Bonhoeffer sentiu um enorme desapontamento com o vergonhoso silêncio que se seguiu por parte da igreja, sobre aquela noite de selvageria. Este foi um dos fatores que o levou a cogitar uma segunda viagem à América. Ele desejava repensar seu compromisso com a Igreja Confessante, o ponto principal de sua oposição a Hitler.

Outra razão para deixar a Alemanha era a iminente convocação às forças armadas para os de sua faixa etária. Bonhoeffer compreendeu que sua recusa a ingressar no exército traria a ira nazista sobre seus colegas da Igreja Confessante. Bonhoeffer também havia entrado em contato com seu cunhado, Hans Von Dohnanyi, almirante Wilhelm Canaris, e o coronel Hans Oster (todos da unidade de inteligência militar ou Abwehr), que estavam preparando um golpe de estado. Ele temia, inconscientemente, atrair a atenção da Gestapo para este plano.
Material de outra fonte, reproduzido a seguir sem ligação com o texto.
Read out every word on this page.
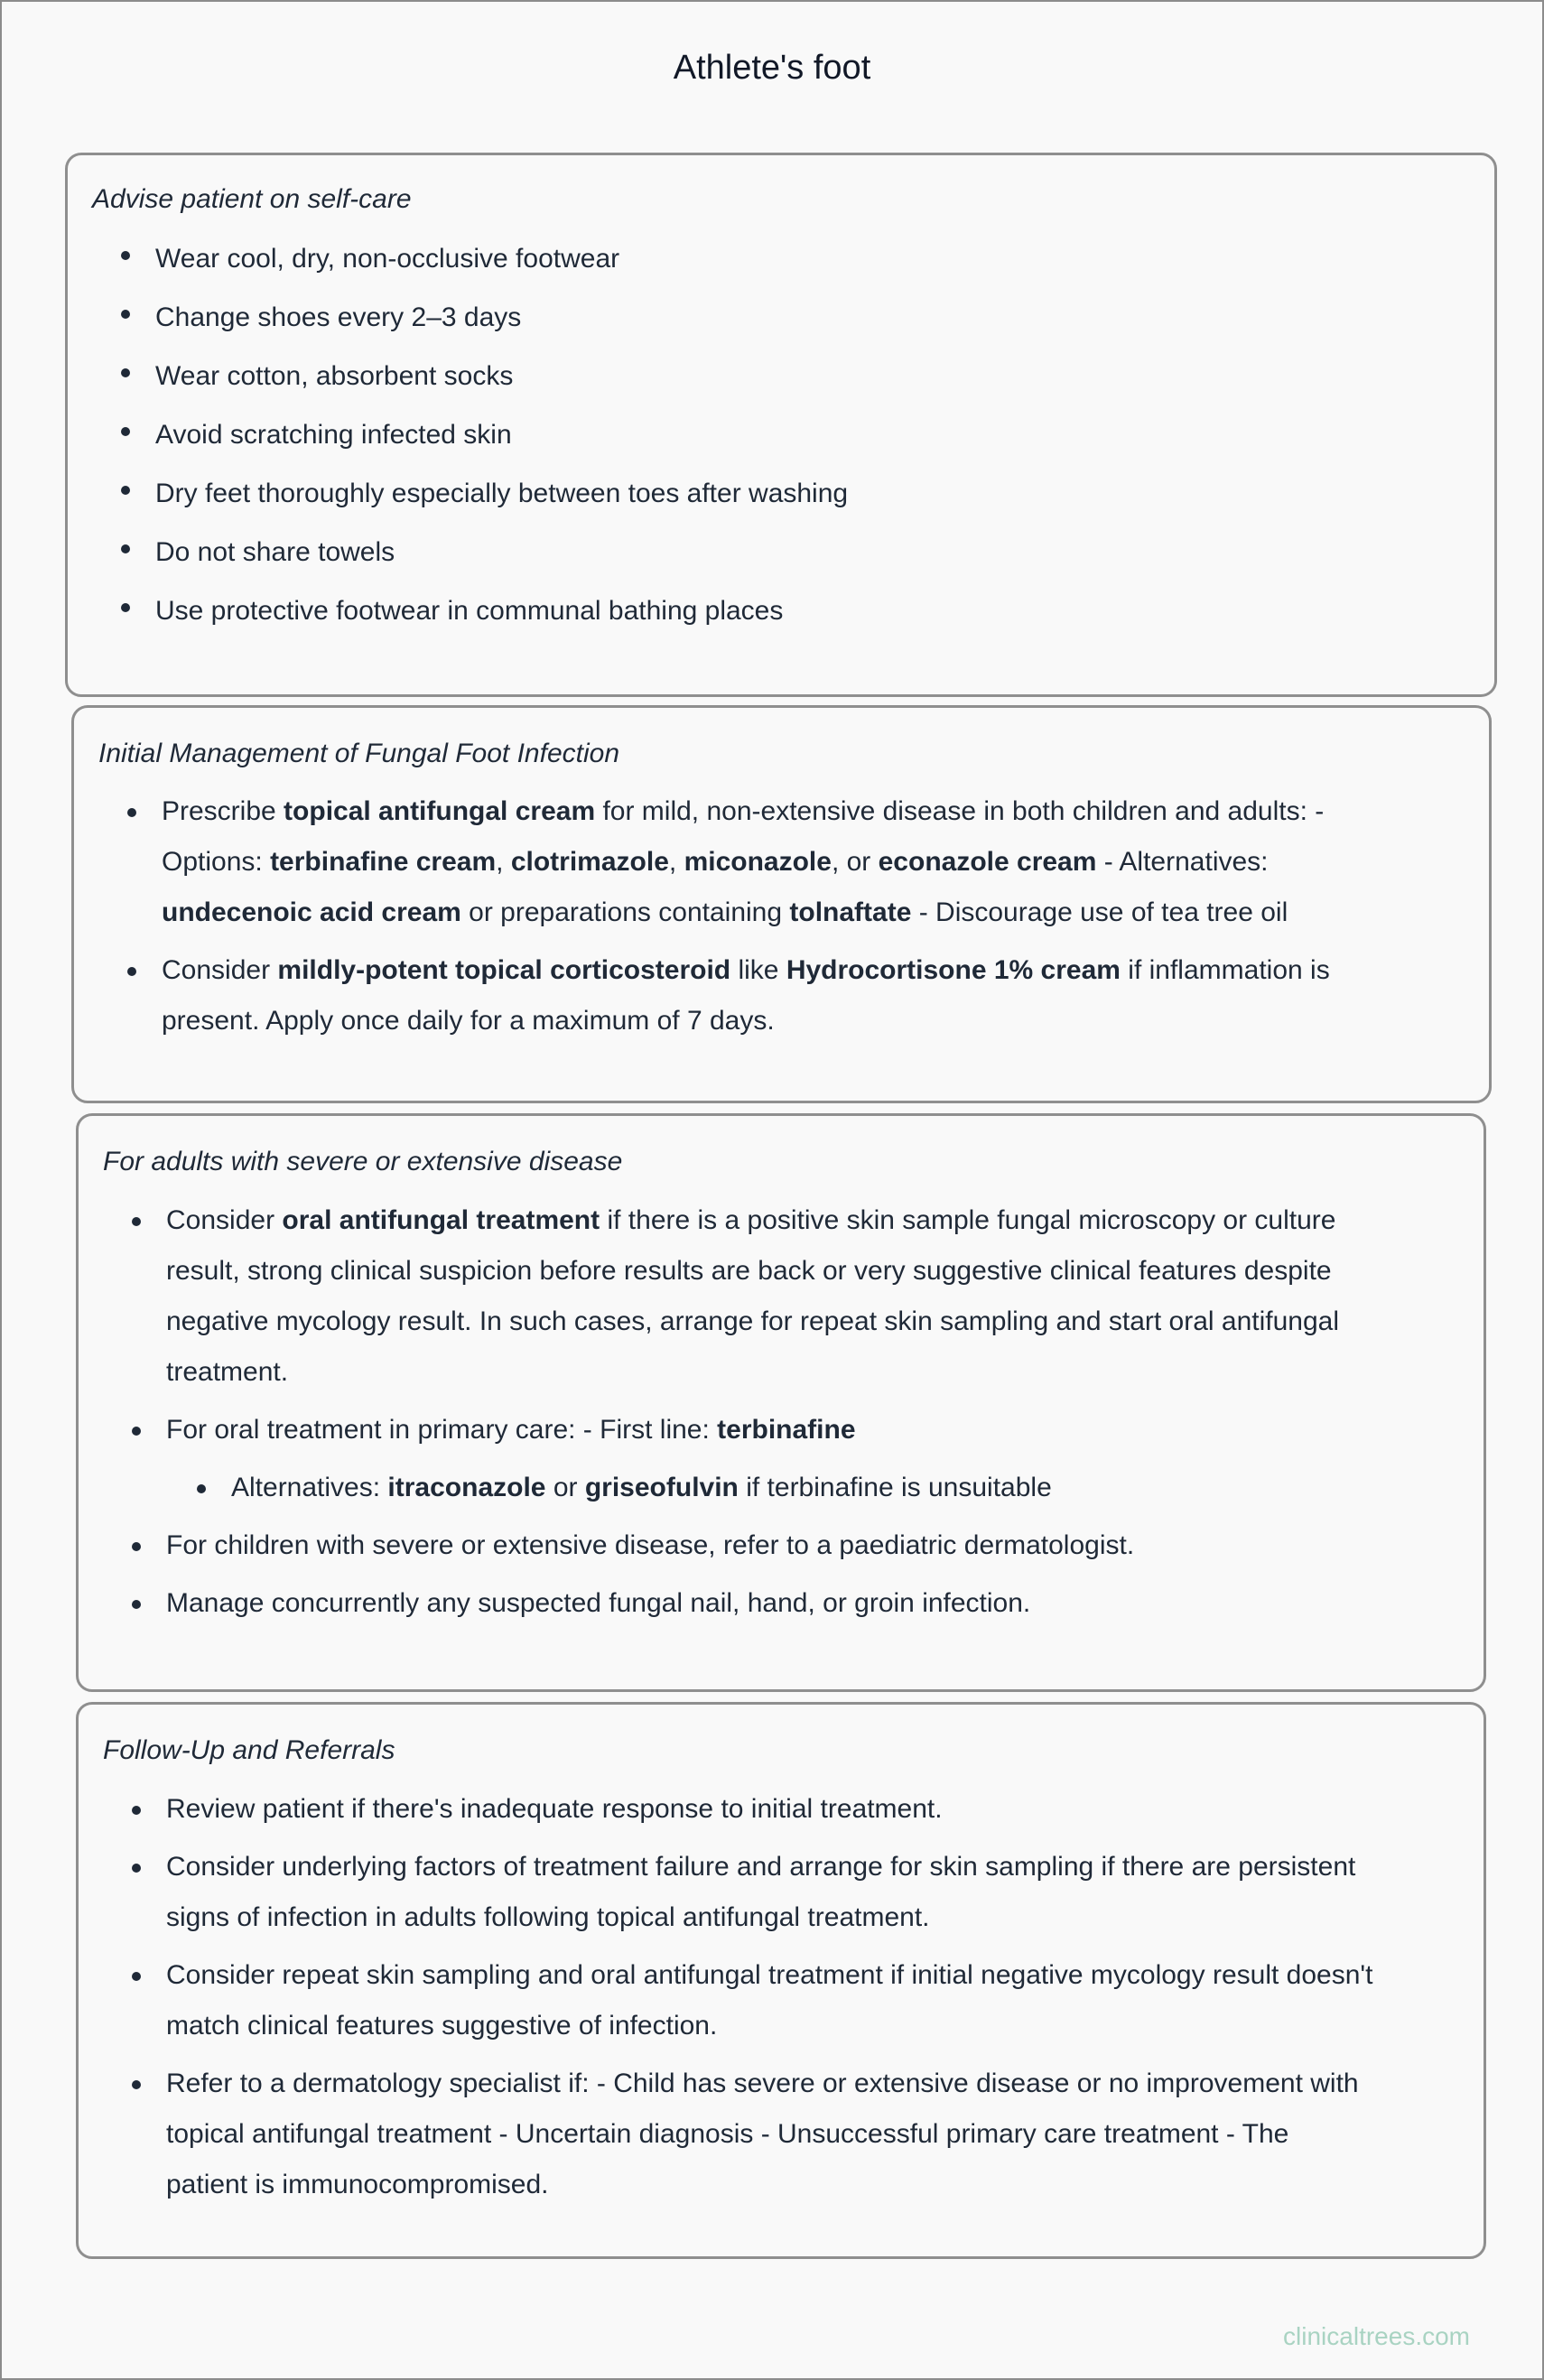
Athlete's foot
Advise patient on self-care
Wear cool, dry, non-occlusive footwear
Change shoes every 2–3 days
Wear cotton, absorbent socks
Avoid scratching infected skin
Dry feet thoroughly especially between toes after washing
Do not share towels
Use protective footwear in communal bathing places
Initial Management of Fungal Foot Infection
Prescribe topical antifungal cream for mild, non-extensive disease in both children and adults: -
Options: terbinafine cream, clotrimazole, miconazole, or econazole cream - Alternatives:
undecenoic acid cream or preparations containing tolnaftate - Discourage use of tea tree oil
Consider mildly-potent topical corticosteroid like Hydrocortisone 1% cream if inflammation is
present. Apply once daily for a maximum of 7 days.
For adults with severe or extensive disease
Consider oral antifungal treatment if there is a positive skin sample fungal microscopy or culture
result, strong clinical suspicion before results are back or very suggestive clinical features despite
negative mycology result. In such cases, arrange for repeat skin sampling and start oral antifungal
treatment.
For oral treatment in primary care: - First line: terbinafine
Alternatives: itraconazole or griseofulvin if terbinafine is unsuitable
For children with severe or extensive disease, refer to a paediatric dermatologist.
Manage concurrently any suspected fungal nail, hand, or groin infection.
Follow-Up and Referrals
Review patient if there's inadequate response to initial treatment.
Consider underlying factors of treatment failure and arrange for skin sampling if there are persistent
signs of infection in adults following topical antifungal treatment.
Consider repeat skin sampling and oral antifungal treatment if initial negative mycology result doesn't
match clinical features suggestive of infection.
Refer to a dermatology specialist if: - Child has severe or extensive disease or no improvement with
topical antifungal treatment - Uncertain diagnosis - Unsuccessful primary care treatment - The
patient is immunocompromised.
clinicaltrees.com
Por todos estes motivos, Bonhoeffer considerava a possibilidade de deixar a Alemanha, desta vez via um tour de palestras pelos Estados Unidos, no verão de 1939. O americano Paul Lehmann, seu amigo íntimo e o seu primeiro professor Reinhold Niebuhr, estavam ansiosos por resgatar Bonhoeffer do destino reservado aos dissidentes na Alemanha Nazista. Por isso arranjaram o tour com a intenção implícita de que, uma vez iniciada a guerra, ele pudesse permanecer na América. Bonhoeffer embarcou para os Estados Unidos em 2 de junho de 1939.
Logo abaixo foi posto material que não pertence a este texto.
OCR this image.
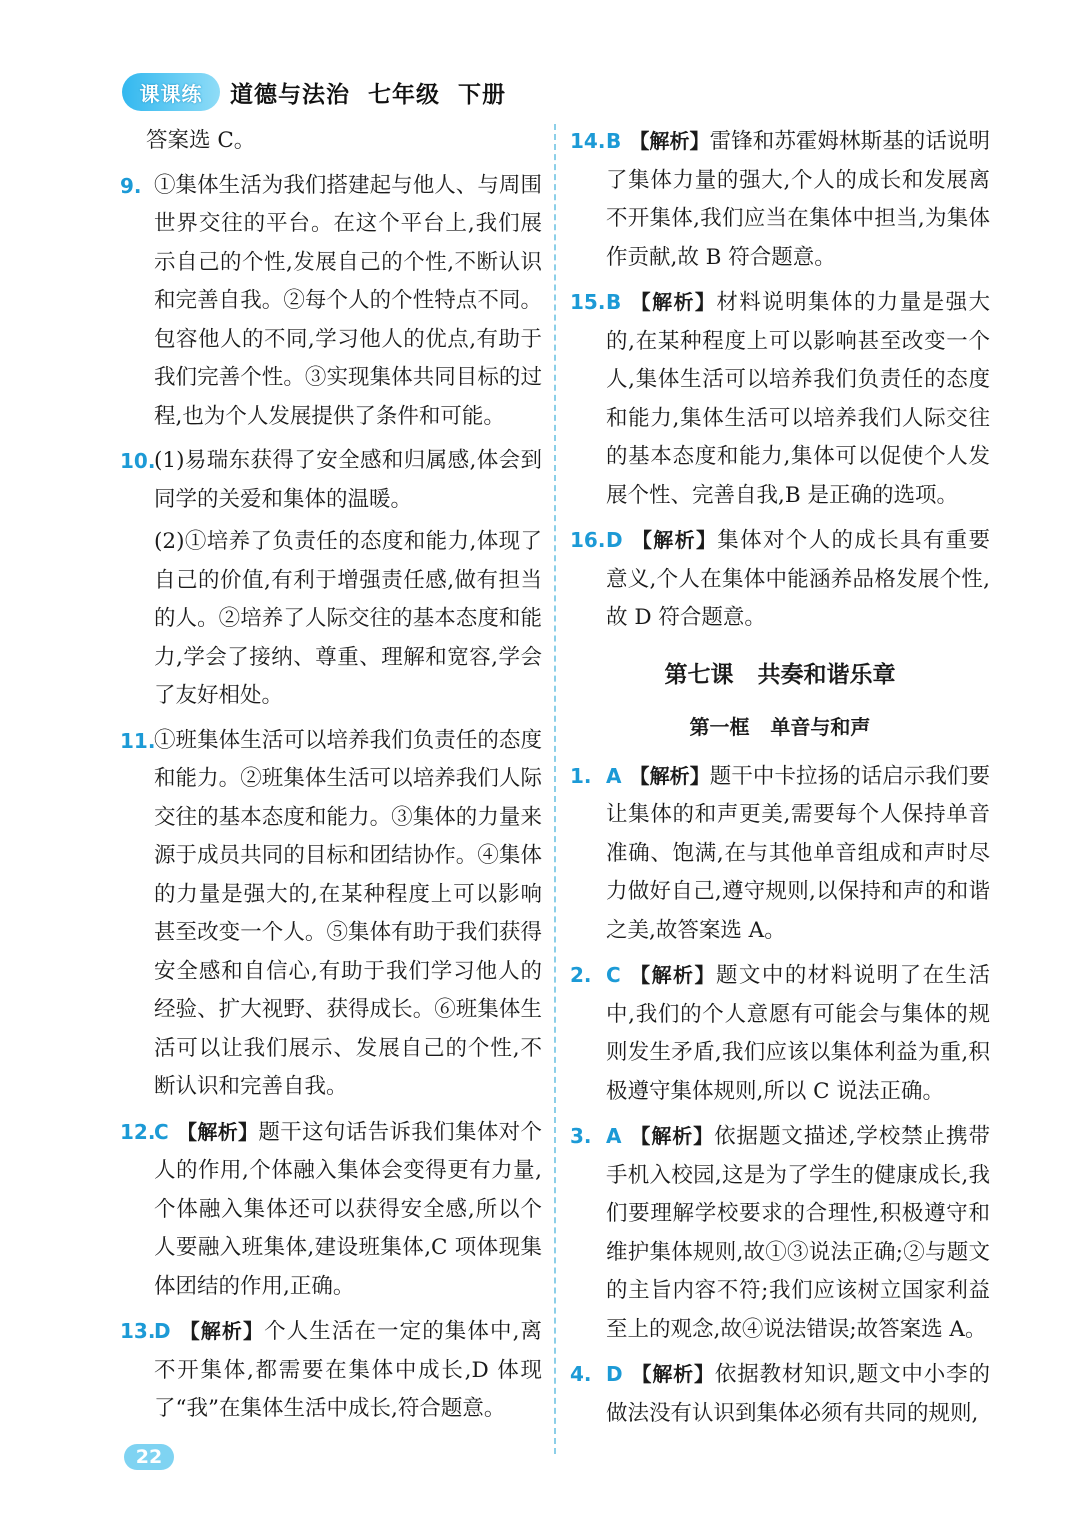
课课练	道德与法治  七年级  下册
答案选 C。
9. ①集体生活为我们搭建起与他人、与周围世界交往的平台。在这个平台上,我们展示自己的个性,发展自己的个性,不断认识和完善自我。②每个人的个性特点不同。包容他人的不同,学习他人的优点,有助于我们完善个性。③实现集体共同目标的过程,也为个人发展提供了条件和可能。
10.
(1)易瑞东获得了安全感和归属感,体会到同学的关爱和集体的温暖。
(2)①培养了负责任的态度和能力,体现了自己的价值,有利于增强责任感,做有担当的人。②培养了人际交往的基本态度和能力,学会了接纳、尊重、理解和宽容,学会了友好相处。
11.
①班集体生活可以培养我们负责任的态度和能力。②班集体生活可以培养我们人际交往的基本态度和能力。③集体的力量来源于成员共同的目标和团结协作。④集体的力量是强大的,在某种程度上可以影响甚至改变一个人。⑤集体有助于我们获得安全感和自信心,有助于我们学习他人的经验、扩大视野、获得成长。⑥班集体生活可以让我们展示、发展自己的个性,不断认识和完善自我。
12.
C 【解析】题干这句话告诉我们集体对个人的作用,个体融入集体会变得更有力量,个体融入集体还可以获得安全感,所以个人要融入班集体,建设班集体,C 项体现集体团结的作用,正确。
13.
D 【解析】个人生活在一定的集体中,离不开集体,都需要在集体中成长,D 体现了“我”在集体生活中成长,符合题意。
14. B 【解析】雷锋和苏霍姆林斯基的话说明了集体力量的强大,个人的成长和发展离不开集体,我们应当在集体中担当,为集体作贡献,故 B 符合题意。
15. B 【解析】材料说明集体的力量是强大的,在某种程度上可以影响甚至改变一个人,集体生活可以培养我们负责任的态度和能力,集体生活可以培养我们人际交往的基本态度和能力,集体可以促使个人发展个性、完善自我,B 是正确的选项。
16. D 【解析】集体对个人的成长具有重要意义,个人在集体中能涵养品格发展个性,故 D 符合题意。
第七课   共奏和谐乐章
第一框   单音与和声
1. A 【解析】题干中卡拉扬的话启示我们要让集体的和声更美,需要每个人保持单音准确、饱满,在与其他单音组成和声时尽力做好自己,遵守规则,以保持和声的和谐之美,故答案选 A。
2. C 【解析】题文中的材料说明了在生活中,我们的个人意愿有可能会与集体的规则发生矛盾,我们应该以集体利益为重,积极遵守集体规则,所以 C 说法正确。
3. A 【解析】依据题文描述,学校禁止携带手机入校园,这是为了学生的健康成长,我们要理解学校要求的合理性,积极遵守和维护集体规则,故①③说法正确;②与题文的主旨内容不符;我们应该树立国家利益至上的观念,故④说法错误;故答案选 A。
4. D 【解析】依据教材知识,题文中小李的做法没有认识到集体必须有共同的规则,
22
Entretanto, a tranqüilidade desta viagem era perturbada pela lembrança da perseguição que os pastores dissidentes estavam enfrentando. A Godesberg Declaration, de 04 de abril de 1939, impunha a todos os pastores o dever de devotarem-se completamente a “política nacional de trabalho construtivo do Führer”. Tornava-se cada vez mais perigoso ser enumerado como um dos inimigos do Terceiro Reich. Neste período o diário de Bonhoeffer é repleto de expressões de ansiedade. Porque ele havia ido para a América quando era necessário aos cristãos da Alemanha?
Rapidamente Bonhoeffer mudou de idéia e resolveu voltar. Partiu em 08 de julho de 1939, pouco mais de um mês de sua chegada. “Cometi um engano ao vir para a América”, ele escreveu para Reinhold Niebuhr. “Eu tenho que viver este período da história nacional com os cristãos da Alemanha. Eu não terei direito de participar da reconstrução da vida cristã na Alemanha depois da guerra, se não compartilhar das aflições deste tempo com o meu povo”.

Atividades de espionagem – Quando retornou ao seu país, Bonhoeffer foi proibido de ensinar, pregar ou de publicar qualquer coisa sem submeter uma cópia do material para aprovação prévia. Ele também recebeu ordens para se apresentar regularmente à polícia.

A liberdade para continuar a escrever veio inesperadamente através do seu recrutamento para uma conspiração. Hans von Dohnanyi e o coronel Hans Oster, figuras de prestígio na inteligência militar alemã, arranjaram para tê-lo figurando como indispensável para as atividades de espionagem que desenvolviam. Como Bonhoeffer estava designado para o escritório em Munique, isto o livrou da prisão e o deixou longe da vigilância da Gestapo em Berlim.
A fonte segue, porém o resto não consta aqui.